«(…) Lá está a Rhoda a olhar para
o quadro, disse Louis, na sala. Enquanto isso, eu estou cá fora, a apanhar
pedacinhos de tomilho e a apertar folhas de abrótano. E o Bernard vai contando uma
história. Tem as omoplatas unidas, e estas lembram as asas de uma pequena
borboleta. À medida que olha para aqueles números feitos a giz, a sua mente
fica presa por entre os círculos brancos, até que acaba por se soltar dos laços
e cair no vazio. Nada daquilo tem sentido para ela. Nada daquilo tem sentido para
ela. Nada tem para lhe responder. Ao contrário dos outros, ela não tem corpo. E
eu, que falo com sotaque australiano e cujo pai é banqueiro em Brisbane, não a
receio como receio os outros. Vamos agora rastejar, disse Bernard, por baixo de
toda esta vastidão de folhas de groselheira, e contar histórias. Vamos para o
mundo subterrâneo. Vamos tomar posse do território que nos pertence, o qual se
encontra iluminado por cachos de groselhas semelhantes a candelabros, ora
vermelhos ora negros. Aqui, Jinny, se nos baixarmos bastante, podemos ficar
sentados por baixo das folhas a ver baloiçar os turíbulos. Este é o nosso
universo. Os outros passam lá ao longe, no caminho das carruagens. As saias da miss
Hudson e da miss Curry revolteiam como se fossem apagar a luz das velas.
Aquelas são as meias brancas da Susan. Aqueles são os lindos sapatos do Louis, pisando
o cascalho. O cheiro quente das folhas em decomposição, da vegetação que
apodrece, espalha-se pelos ares. Estamos agora num pântano, numa floresta
tropical. Está ali um elefante coberto de larvas brancas, morto por uma seta
que o atingiu no olho. Vêem-se, claramente, os olhos brilhantes de algumas aves,
águias e abutres. Tomam-nos por árvores caídas.
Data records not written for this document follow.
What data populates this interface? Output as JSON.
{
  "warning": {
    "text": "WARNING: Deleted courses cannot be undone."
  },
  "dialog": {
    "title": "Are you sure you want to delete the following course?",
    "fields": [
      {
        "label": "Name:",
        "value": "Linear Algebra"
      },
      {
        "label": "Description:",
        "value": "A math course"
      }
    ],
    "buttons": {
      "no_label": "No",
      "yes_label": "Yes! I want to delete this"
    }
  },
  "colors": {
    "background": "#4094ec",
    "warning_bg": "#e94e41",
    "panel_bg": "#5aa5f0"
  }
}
Precipitam-se por sobre um
réptil, é uma cobra de capelo, e deixam-no com uma grande cicatriz, pronto para
ser maltratado pelos leões. Este é o nosso mundo, iluminado por crescentes e estrelas;
e grandes pétalas semitransparentes que bloqueiam o caminho como se fossem
janelas avermelhadas. É tudo muito estranho.
As coisas ou são enormes ou muito
pequenas. Os caules das flores são tão grossos como carvalhos. As folhas são
tão altas como cúpulas de enormes catedrais. Aqui, somos como gigantes, capazes
de fazer estremecer as florestas. Isso é aqui e agora, disse Jinny. Contudo, em
breve teremos de partir. Já falta pouco para que miss Curry faça soar o apito.
Caminharemos. Ficaremos separados. Tu irás para a escola. Terás mestres que
usarão cruzes e colarinhos brancos. Eu irei para uma escola na costa oriental,
e terei uma professora que se sentará por baixo de um quadro da rainha
Alexandra. É para lá que irei, junto com a Susan e a Rhoda. Isto é apenas aqui
e agora. Agora, estamos deitados por baixo das groselheiras e, sempre que a
brisa sopra, as folhas cobrem-se de manchas. A minha mão lembra a pele de uma
cobra. Os meus joelhos são como ilhas cor-de-rosa. A tua cara é como uma
macieira. É da Selva que vem todo o calor, disse Bernard. As folhas são asas
negras flutuando sobre as nossas cabeças. Lá no terraço, a miss Curry já soprou
o apito. Somos obrigados a sair debaixo das folhas das groselheiras e a
pormo-nos em sentido. Tens um raminho no cabelo, Jinny. Tens uma lagarta no
pescoço. Temos de nos formar filas de dois. A miss Curry vai levar-nos para uma
marcha, ao passo que a miss Hudson vai ficar sentada à secretária, às voltas
com as contas. É aborrecido, disse Jinny, andar pela estrada sem ter janelas
para espreitar, sem olhos de vidro azul para olhar para o caminho. Temos de
formar pares, disse Susan, e caminhar de forma ordeira, sem arrastar os pés,
com o Louis à frente a conduzir-nos, pois ele está sempre atento e não se
desvia para apanhar raminhos». In Virgínia Woolf, 1931, colecção Mil
Folhas, Relógio d’ Água, 2002, 2015, ISBN 978-989-641-526-6.